I know that, if it weren’t for Dad, I wouldn’t be who I am today. I forced myself to be successful because of him.
Really, one should start with the grandfather.
Mario Dettori, five foot two inches of muscle, was born into Sardinian poverty and worked in the mines. After the war, in which he saw action at Monte Casino and was imprisoned, he became a builder. One day Gianfranco, his son, born nearly eighty-two years ago, told him he was leaving the family firm. ‘Get lost, then’, said Mario.
The boy, as he still was, went to Rome and washed dishes amongst other jobs. By chance he got work looking after horses. Then he discovered he could ride. He became Italy’s most successful jockey ever with thirteen championships. He also won the 2000 Guineas twice, and the Eclipse, and rode Wollow, the 11/10 favourite for the ‘76 Derby, coming fifth.
Gianfranco took his son, Lanfranco, aged six, to a pony club. ‘You have to stay here’. ‘Why?’, asked the boy. ‘Because I say so’.
The relationship between father and son was thus established. It hasn’t changed, except that the son, maintaining a family tradition, has learned to argue back.
‘You’re going to England to work for Luca Cumani’, ordered the still uncontradicted father. Lanfranco, aged fourteen, flew to England alone, with a tag around his neck.
In the yard, where he was called Frankie for the first time, he was either bullied or ignored. There was an arrangement whereby his father called him once a week, on Mondays at 7.00 pm. It was half an hour of love and support, with Frankie crying most of the time. The rest of the week, he was on his own. That was what Gianfranco wanted. Frankie started to learn English.
Four years later he was appointed stable jockey.
When Frankie was caught with cocaine the dad went ballistic. He rushed to London and started bothering the best solicitors and drug counsellors. With his son’s career stumbling badly, Gianfranco, to Frankie’s slight alarm, upped sticks and moved in.
The next season Frankie rode over 200 winners, but the domestic arrangements were creating problems…
Dad’s always on my case.
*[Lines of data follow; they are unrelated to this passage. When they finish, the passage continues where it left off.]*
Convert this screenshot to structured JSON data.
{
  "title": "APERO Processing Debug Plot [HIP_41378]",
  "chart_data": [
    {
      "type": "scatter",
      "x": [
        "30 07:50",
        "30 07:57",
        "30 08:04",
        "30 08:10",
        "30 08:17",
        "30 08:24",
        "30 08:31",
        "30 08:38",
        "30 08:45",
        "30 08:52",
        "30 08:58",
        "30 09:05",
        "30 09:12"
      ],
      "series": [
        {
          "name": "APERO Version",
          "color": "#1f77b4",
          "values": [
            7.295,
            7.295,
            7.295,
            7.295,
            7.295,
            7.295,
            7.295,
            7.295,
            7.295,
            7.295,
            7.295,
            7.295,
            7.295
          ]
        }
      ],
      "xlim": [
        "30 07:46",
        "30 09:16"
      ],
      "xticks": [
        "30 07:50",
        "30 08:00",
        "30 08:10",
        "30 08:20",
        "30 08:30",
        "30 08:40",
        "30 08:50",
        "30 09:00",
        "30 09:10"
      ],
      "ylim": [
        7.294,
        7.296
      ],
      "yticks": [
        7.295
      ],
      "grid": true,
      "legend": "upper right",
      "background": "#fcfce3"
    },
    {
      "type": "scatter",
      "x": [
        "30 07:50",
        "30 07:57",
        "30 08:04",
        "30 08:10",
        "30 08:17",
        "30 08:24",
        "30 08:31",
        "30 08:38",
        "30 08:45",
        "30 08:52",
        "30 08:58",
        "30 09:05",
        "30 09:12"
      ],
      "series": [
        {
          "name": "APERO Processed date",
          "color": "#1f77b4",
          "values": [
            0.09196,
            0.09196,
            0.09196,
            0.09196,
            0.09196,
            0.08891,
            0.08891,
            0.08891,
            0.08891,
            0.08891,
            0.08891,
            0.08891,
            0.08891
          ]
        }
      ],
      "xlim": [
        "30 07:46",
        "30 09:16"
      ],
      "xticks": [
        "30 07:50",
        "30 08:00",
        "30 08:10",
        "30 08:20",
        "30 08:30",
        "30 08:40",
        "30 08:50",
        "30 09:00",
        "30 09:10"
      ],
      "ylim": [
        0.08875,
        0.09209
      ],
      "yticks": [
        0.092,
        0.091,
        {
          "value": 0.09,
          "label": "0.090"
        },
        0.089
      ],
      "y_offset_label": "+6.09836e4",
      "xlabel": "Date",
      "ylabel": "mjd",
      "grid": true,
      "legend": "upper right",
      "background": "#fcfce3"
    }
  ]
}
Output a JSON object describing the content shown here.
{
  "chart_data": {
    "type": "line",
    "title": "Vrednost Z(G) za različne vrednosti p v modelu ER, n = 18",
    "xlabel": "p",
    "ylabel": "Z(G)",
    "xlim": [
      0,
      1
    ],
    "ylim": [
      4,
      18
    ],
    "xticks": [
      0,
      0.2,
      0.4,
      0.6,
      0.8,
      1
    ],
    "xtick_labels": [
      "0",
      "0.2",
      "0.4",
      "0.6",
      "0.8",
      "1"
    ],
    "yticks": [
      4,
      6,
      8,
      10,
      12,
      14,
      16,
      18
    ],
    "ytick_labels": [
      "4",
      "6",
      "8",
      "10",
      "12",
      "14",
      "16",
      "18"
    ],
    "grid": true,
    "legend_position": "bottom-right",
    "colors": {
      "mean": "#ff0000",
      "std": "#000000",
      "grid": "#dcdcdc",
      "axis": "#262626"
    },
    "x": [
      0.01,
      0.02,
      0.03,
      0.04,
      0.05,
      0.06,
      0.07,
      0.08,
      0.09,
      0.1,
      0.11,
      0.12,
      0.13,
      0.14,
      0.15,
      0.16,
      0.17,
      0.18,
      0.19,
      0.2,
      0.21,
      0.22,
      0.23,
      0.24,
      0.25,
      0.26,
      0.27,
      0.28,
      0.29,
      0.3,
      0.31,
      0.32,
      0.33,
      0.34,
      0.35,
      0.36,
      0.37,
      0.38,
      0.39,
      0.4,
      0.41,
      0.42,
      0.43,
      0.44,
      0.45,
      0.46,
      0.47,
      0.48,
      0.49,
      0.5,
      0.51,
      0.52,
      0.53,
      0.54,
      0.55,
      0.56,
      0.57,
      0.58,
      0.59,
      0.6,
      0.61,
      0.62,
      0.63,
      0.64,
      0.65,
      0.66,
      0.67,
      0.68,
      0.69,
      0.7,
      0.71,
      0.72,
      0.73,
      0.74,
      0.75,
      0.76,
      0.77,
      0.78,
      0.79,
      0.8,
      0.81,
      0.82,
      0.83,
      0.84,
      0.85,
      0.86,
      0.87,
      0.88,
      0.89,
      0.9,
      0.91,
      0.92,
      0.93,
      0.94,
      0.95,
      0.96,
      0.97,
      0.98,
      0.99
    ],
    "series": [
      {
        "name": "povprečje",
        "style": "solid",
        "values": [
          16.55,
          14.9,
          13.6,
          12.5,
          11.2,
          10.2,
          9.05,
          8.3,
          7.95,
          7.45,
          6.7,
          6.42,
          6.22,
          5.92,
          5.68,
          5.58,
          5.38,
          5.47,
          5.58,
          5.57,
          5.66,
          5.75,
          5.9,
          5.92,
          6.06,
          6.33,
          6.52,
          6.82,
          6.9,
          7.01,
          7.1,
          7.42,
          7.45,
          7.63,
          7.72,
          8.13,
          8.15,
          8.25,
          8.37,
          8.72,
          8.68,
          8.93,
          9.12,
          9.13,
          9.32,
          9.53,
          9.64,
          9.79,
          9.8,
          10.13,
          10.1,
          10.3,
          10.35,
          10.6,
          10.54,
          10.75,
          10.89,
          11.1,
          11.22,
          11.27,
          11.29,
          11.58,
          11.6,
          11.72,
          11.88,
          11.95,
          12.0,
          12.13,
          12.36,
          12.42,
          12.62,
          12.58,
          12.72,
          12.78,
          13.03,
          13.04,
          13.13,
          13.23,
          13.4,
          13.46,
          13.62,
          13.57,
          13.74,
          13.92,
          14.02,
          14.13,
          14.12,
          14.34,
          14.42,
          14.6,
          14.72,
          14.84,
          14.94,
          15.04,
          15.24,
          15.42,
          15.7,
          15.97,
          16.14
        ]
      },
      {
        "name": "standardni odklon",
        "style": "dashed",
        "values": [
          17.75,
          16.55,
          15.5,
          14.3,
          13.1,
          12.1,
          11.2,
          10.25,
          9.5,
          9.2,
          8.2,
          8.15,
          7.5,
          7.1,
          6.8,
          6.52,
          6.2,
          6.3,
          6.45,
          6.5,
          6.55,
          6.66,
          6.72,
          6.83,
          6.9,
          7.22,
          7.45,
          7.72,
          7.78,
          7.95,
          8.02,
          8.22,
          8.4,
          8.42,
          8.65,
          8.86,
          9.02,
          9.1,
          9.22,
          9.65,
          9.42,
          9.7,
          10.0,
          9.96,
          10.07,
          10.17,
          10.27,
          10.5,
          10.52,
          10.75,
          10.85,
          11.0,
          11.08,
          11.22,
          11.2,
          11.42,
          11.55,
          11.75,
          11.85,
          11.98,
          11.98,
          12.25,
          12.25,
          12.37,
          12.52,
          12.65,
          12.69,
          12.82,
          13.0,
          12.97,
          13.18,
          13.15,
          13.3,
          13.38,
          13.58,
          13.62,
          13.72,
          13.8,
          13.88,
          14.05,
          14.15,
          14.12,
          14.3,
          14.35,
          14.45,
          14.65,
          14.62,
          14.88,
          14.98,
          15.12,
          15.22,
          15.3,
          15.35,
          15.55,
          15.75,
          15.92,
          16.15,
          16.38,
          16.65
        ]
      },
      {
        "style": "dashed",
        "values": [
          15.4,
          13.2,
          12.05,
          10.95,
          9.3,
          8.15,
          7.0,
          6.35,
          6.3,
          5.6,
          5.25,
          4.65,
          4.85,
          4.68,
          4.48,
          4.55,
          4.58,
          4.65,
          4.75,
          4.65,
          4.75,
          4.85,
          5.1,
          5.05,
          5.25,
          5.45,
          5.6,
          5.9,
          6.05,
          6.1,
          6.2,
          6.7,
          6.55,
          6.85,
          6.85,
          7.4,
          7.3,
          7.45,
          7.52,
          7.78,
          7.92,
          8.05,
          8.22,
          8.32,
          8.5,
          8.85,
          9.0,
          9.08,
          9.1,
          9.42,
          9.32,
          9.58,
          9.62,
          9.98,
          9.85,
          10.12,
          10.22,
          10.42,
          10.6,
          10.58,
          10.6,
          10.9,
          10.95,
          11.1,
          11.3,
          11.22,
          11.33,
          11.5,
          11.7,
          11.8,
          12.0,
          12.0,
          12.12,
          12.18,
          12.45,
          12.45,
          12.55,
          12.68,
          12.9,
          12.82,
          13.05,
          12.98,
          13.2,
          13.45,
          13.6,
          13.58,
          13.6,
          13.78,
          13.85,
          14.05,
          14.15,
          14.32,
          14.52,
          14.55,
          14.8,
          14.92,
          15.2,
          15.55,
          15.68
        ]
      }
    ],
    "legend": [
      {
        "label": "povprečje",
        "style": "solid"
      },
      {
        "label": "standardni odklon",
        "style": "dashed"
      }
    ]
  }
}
You should have done this, you should have done that … he never knows when to leave well alone.
Most nights, the rows and the shouting continued until the early hours. Frankie told his father to ‘go back to Italy’. They didn’t speak for a year.
Stubborn stand-offs became a theme of the relationship. Reconciliation always happened, followed quickly by renewed hostility. When Frankie was nearly killed in a plane crash he hadn’t seen or talked to Gianfranco for over eighteen months. Within a few hours, the father, hotfoot from Italy, showed up at the hospital.
Decades earlier, whilst busy fighting with Mario, Gianfranco had won a race for a billionaire owner. He was gifted a watch, but one so valuable that Gianfranco never wore it. In a rare serene moment, before Frankie moved to England, he showed the watch to his son and told him that if he ever won the Derby he could have it.
No matter how much we might argue and fight, he’s my dad, I’m his son and we love each other.
Frankie had won everything, except the Derby. He tried fourteen times, then it happened. His father flew in. The watch had been engraved: Lanfranco Dettori, Authorized, Epsom Derby, Saturday 2nd June, 2007. Frankie doesn’t wear it either.
It’s a symbol of so much, not just a reward. It reminds me of where I came from.
In the complicated, frustrating and illogical world of paternity, Gianfranco will, in the end, be happy. He was brilliant and his son was better. Simple.